Other measures to help include giving people in the business more power to work as a team. At Lafayette Villa Nursing Home, staff should be praised for good work. People who do great work should be honored and given awards. Staff are more likely to work hard and do a good job because of this, and medicine mistakes are less likely to happen because everyone wants to be the best. A boss who is vocal and helpful can also be chosen. Each member of the staff will look to the leader for advice and help with their own problems. If the staff knows they are being watched closely, they will be careful in everything they do to keep their good name. Leaders can help nurses do their jobs well, get things done on time, and reduce the chances of mistakes.
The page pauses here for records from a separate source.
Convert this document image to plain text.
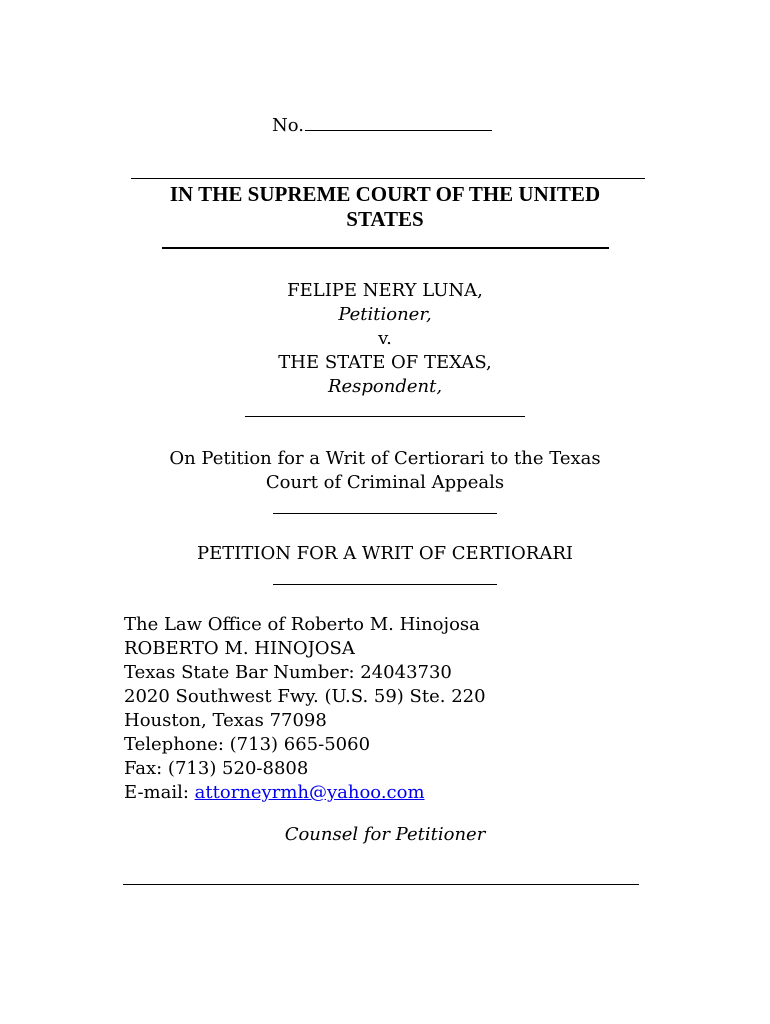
No.
IN THE SUPREME COURT OF THE UNITED
STATES
FELIPE NERY LUNA,
Petitioner,
v.
THE STATE OF TEXAS,
Respondent,
On Petition for a Writ of Certiorari to the Texas
Court of Criminal Appeals
PETITION FOR A WRIT OF CERTIORARI
The Law Office of Roberto M. Hinojosa
ROBERTO M. HINOJOSA
Texas State Bar Number: 24043730
2020 Southwest Fwy. (U.S. 59) Ste. 220
Houston, Texas 77098
Telephone: (713) 665-5060
Fax: (713) 520-8808
E-mail: attorneyrmh@yahoo.com
Counsel for Petitioner
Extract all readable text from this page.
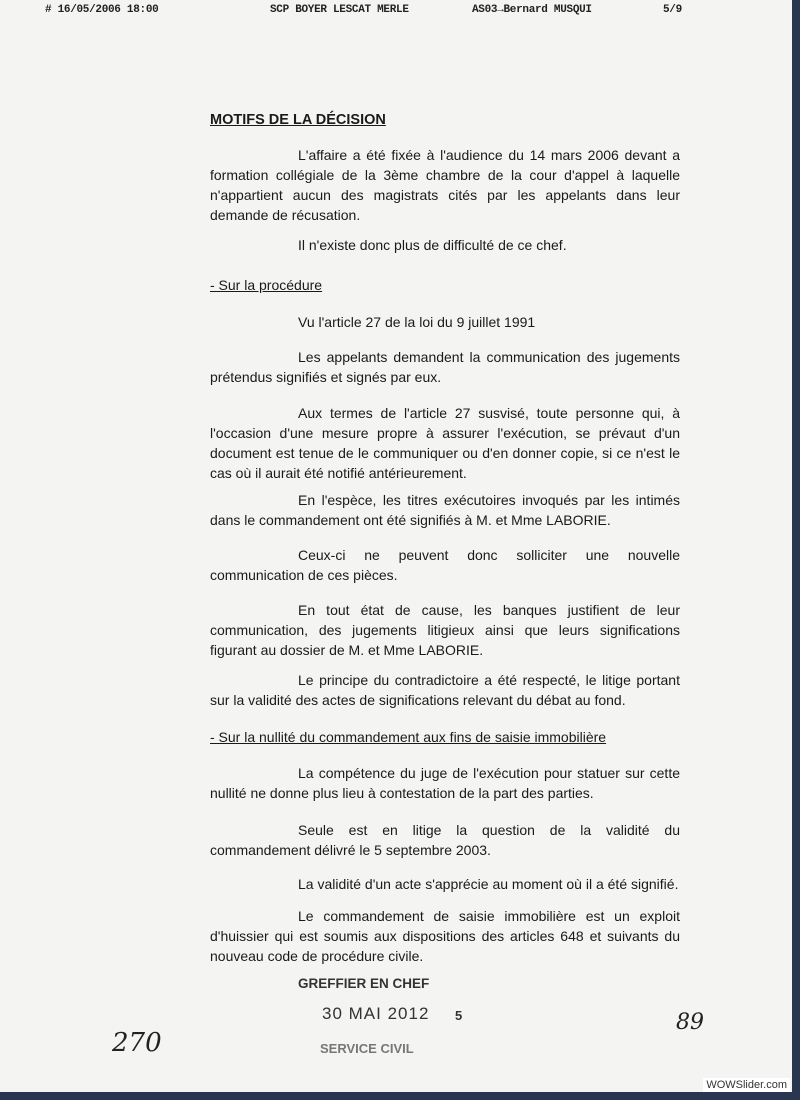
# 16/05/2006 18:00	SCP BOYER LESCAT MERLE	AS03→Bernard MUSQUI	5/9
MOTIFS DE LA DÉCISION
L'affaire a été fixée à l'audience du 14 mars 2006 devant a formation collégiale de la 3ème chambre de la cour d'appel à laquelle n'appartient aucun des magistrats cités par les appelants dans leur demande de récusation.
Il n'existe donc plus de difficulté de ce chef.
- Sur la procédure
Vu l'article 27 de la loi du 9 juillet 1991
Les appelants demandent la communication des jugements prétendus signifiés et signés par eux.
Aux termes de l'article 27 susvisé, toute personne qui, à l'occasion d'une mesure propre à assurer l'exécution, se prévaut d'un document est tenue de le communiquer ou d'en donner copie, si ce n'est le cas où il aurait été notifié antérieurement.
En l'espèce, les titres exécutoires invoqués par les intimés dans le commandement ont été signifiés à M. et Mme LABORIE.
Ceux-ci ne peuvent donc solliciter une nouvelle communication de ces pièces.
En tout état de cause, les banques justifient de leur communication, des jugements litigieux ainsi que leurs significations figurant au dossier de M. et Mme LABORIE.
Le principe du contradictoire a été respecté, le litige portant sur la validité des actes de significations relevant du débat au fond.
- Sur la nullité du commandement aux fins de saisie immobilière
La compétence du juge de l'exécution pour statuer sur cette nullité ne donne plus lieu à contestation de la part des parties.
Seule est en litige la question de la validité du commandement délivré le 5 septembre 2003.
La validité d'un acte s'apprécie au moment où il a été signifié.
Le commandement de saisie immobilière est un exploit d'huissier qui est soumis aux dispositions des articles 648 et suivants du nouveau code de procédure civile.
GREFFIER EN CHEF
30 MAI 2012 5
SERVICE CIVIL
270
89
WOWSlider.com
Lastly, the company can try to improve or change the environment as part of the improvement plan. The environment is to blame for the delays and distractions, and the environment can be changed to make things better. Family members can cause distractions, such as alarm bells from the patients, new admissions, emergencies, or calls from other departments. Because of this, there can be a controlled flow of family members or guests during drug administration time. At the same time, when new patients come in, it shouldn’t stop anything from happening in the rooms. Emergencies are very important, and even though they can be a distraction, the company needs to find people who will only deal with emergencies. In the same way, people should be given frequent calls and alarm bells so they don’t get distracted during medical treatments or when giving out medications.

Organizational Resources Already in Place

For the growth plan to work, it’s important to look at the organization’s potential, which can be found by looking at the resources it has. Knowledge and skills are two of the tools that could be used. Some of the problems can be solved by using the knowledge and skills that the staff has learned in their training, like making sure that the five rights of the patients are always respected when giving them medicine. Also, the facility’s material tools are important because they will affect how well a plan for improvement is carried out. The resources can be hired from outside the company, but only when necessary, since it’s cheaper to use the resources that are already there.

Conclusion

Root cause analysis and a safety improvement plan are important in every company because they help find problems and figure out how to solve them. Skilled people in a company do a root-cause analysis to figure out what problems need to be fixed first. At Lafayette Villa Nursing Home, problems like the environment, distractions, burnouts, bad communication, drugs with similar names, and confusion caused by similar abbreviations were found to be the reasons of medication errors. After doing a root-cause analysis to make sure the problems found are fixed, you make an improvement plan and a safety improvement plan. Every organization needs to do a root-cause analysis and safety improvement plan on a daily basis because it helps the organization get things done and gives it a competitive edge.

References

Gilani, S. A. (2020). Practices of Nurses in Administration of Safe Medication. I18(3), 32.

Johnson, M., Sanchez, P., Langdon, R., Manias, E., Levett‐Jones, T., Weidemann, G., … & Everett, B. (2017). The impact of interruptions on medication errors in hospitals: an observational study of nurses. Journal of nursing management25(7), 498-507.

Schroers, G., Ross, J. G., & Moriarty, H. (2020). Nurses’ Perceived Causes of Medication Administration Errors: A Qualitative Systematic Review. The Joint Commission Journal on Quality and Patient Safety.

World Health Organization. (2016). Medication errors. World Health Organization.